By Xinhua writer Lin Jianyang
BEIJING, April 1 (Xinhua) -- Over the past month, China has been
producing a series of tepid macro economic data. Financial
headlines have barely been short of disappointing. Signs are
pointing to the fact that the world's second largest economy is
slowing down.
The latest evidence could be found in the HSBC manufacturing
purchasing managers' index (PMI), a key measure of factory activity
in China. The official PMI reading repeats the same message.
The two PMIs, both released on Tuesday, are among the earliest
available indicators to gauge the country's manufacturing sector
operating conditions in the first quarter.
The official PMI for March, compiled by the National Bureau of
Statistics and the China Federation of Logistics and Purchasing,
edged up 0.1 percentage points from February to 50.3. The reading,
the first rise since November, is just above 50 -- the
expansion/contraction watershed.
The HSBC/Markit PMI, which sampled small- and medium-sized
enterprises, dipped to an eight-month low of 48 in March, from a
final reading of 48.5 in February. It also signals the sharpest
fall of output since November 2011.
In fact, many economic figures released so far this year --
including industrial production, fixed asset investment and housing
sales for the first two months -- were all weaker than
forecasts.
For instance, industrial production growth in the Jan.-Feb.
period dropped by 1.4 percentage points to 8.6 percent year on
year. This is the lowest reading since April 2009.
Apart from lukewarm macro data, media reports over possible
corporate defaults by two companies in East China -- Shanghai
Chaori and Zhejiang Xingrun -- added to concerns over credit
defaults and shadow banking.
Indeed, it is fair to say there is an economic slowdown. But
there will be no "Minsky Moment" for China as some Western
economists claim.
The phenomenon is named after late U.S. economist Hyman P.
Minsky, who claimed that periods of rising asset valuation lead to
speculation with borrowed debt, only to end in crisis.
This term sounds familiar. Like "Lehman Moment" and "Bear
Stearns Moment", it is another American financial crisis lexicon
which a few Western economists have borrowed to describe
"difficulties and risks" faced by the Chinese economy, as Chinese
Premier Li Keqiang put it.
While it might be too early to say that China could achieve its
annual growth target of 7.5 percent, and there might be additional
defaults of individual financial products, fears of a Minsky Moment
are overstated.
China is not liable to any systemic financial risks given the
Chinese government's strong fiscal capacity, the banking system's
ample domestic funding, and state ownership interest in banks.
For China's economy, improving external demand and solid
domestic consumption are sources of support for growth. Deepening
reforms are also expected to inject dividends into the economy.
China's real exports in 2014 are set to recover on the back of
better growth in the United States and Europe, despite a relatively
strong Renminbi and weak emerging markets.

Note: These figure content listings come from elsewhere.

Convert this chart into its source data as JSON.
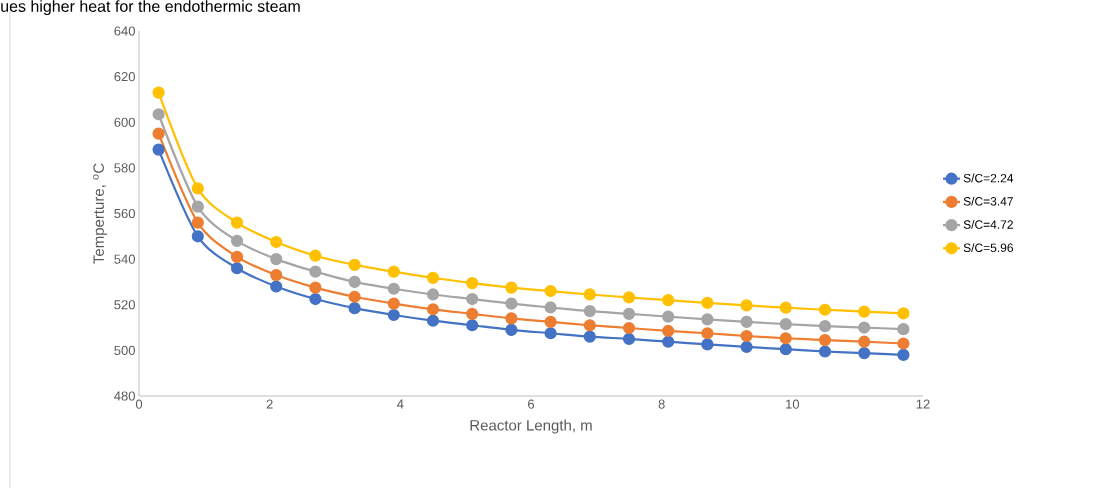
{
  "chart_data": {
    "type": "line",
    "annotations": [
      "ues higher heat for the endothermic steam"
    ],
    "xlabel": "Reactor Length, m",
    "ylabel": "Temperture, $^{o}$C",
    "x": [
      0.3,
      0.9,
      1.5,
      2.1,
      2.7,
      3.3,
      3.9,
      4.5,
      5.1,
      5.7,
      6.3,
      6.9,
      7.5,
      8.1,
      8.7,
      9.3,
      9.9,
      10.5,
      11.1,
      11.7
    ],
    "series": [
      {
        "name": "S/C=2.24",
        "color": "#4472c4",
        "values": [
          588,
          550,
          536,
          528,
          522.5,
          518.5,
          515.5,
          513,
          511,
          509,
          507.5,
          506,
          505,
          503.8,
          502.6,
          501.5,
          500.5,
          499.5,
          498.8,
          498
        ]
      },
      {
        "name": "S/C=3.47",
        "color": "#ed7d31",
        "values": [
          595,
          556,
          541,
          533,
          527.5,
          523.5,
          520.5,
          518,
          516,
          514,
          512.5,
          511,
          509.8,
          508.5,
          507.5,
          506.3,
          505.3,
          504.5,
          503.8,
          503
        ]
      },
      {
        "name": "S/C=4.72",
        "color": "#a5a5a5",
        "values": [
          603.5,
          563,
          548,
          540,
          534.5,
          530,
          527,
          524.5,
          522.5,
          520.5,
          518.8,
          517.2,
          516,
          514.8,
          513.6,
          512.5,
          511.5,
          510.6,
          510,
          509.3
        ]
      },
      {
        "name": "S/C=5.96",
        "color": "#ffc000",
        "values": [
          613,
          571,
          556,
          547.5,
          541.5,
          537.5,
          534.5,
          531.8,
          529.5,
          527.5,
          526,
          524.5,
          523.2,
          522,
          520.8,
          519.7,
          518.7,
          517.8,
          517,
          516.2
        ]
      }
    ],
    "xlim": [
      0,
      12
    ],
    "xticks": [
      0,
      2,
      4,
      6,
      8,
      10,
      12
    ],
    "ylim": [
      480,
      640
    ],
    "yticks": [
      480,
      500,
      520,
      540,
      560,
      580,
      600,
      620,
      640
    ],
    "grid": false,
    "legend": "right",
    "marker": "circle",
    "line_style": "solid"
  }
}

Fast increase in the
sub-index for new export orders in March's HSBC and official PMIs,
both of which stayed above 50, testified to this.
Exports, along with consumption and investment, have been one of
the three main drivers for China's growth. External demand supports
about 12 percent of the country's GDP and absorbs some 35 percent
of industrial output.
Economists believe that net exports are expected to contribute
positively to China's GDP growth in 2014, for the first time in
four years.
Consumption is predicted to see firmer growth this year since
base effects become more favorable a year after public consumption
controls. Moreover, steady wage growth and the expansion of the
social security network are set to support private consumption.
The government's reform measures, as promised, could be growth
supportive if they help improve efficiency. Over the past 30 years,
economic reforms have been able to boost China's GDP and its
potential significantly.
It is also worth mentioning that China's economy sometimes
marches to the beat of its own drummer. Economic activity in the
beginning of the year tends to be slow and macro data are often
distorted by the Chinese New Year holiday. So, economists should be
cautious when using them to predict the rest of the year.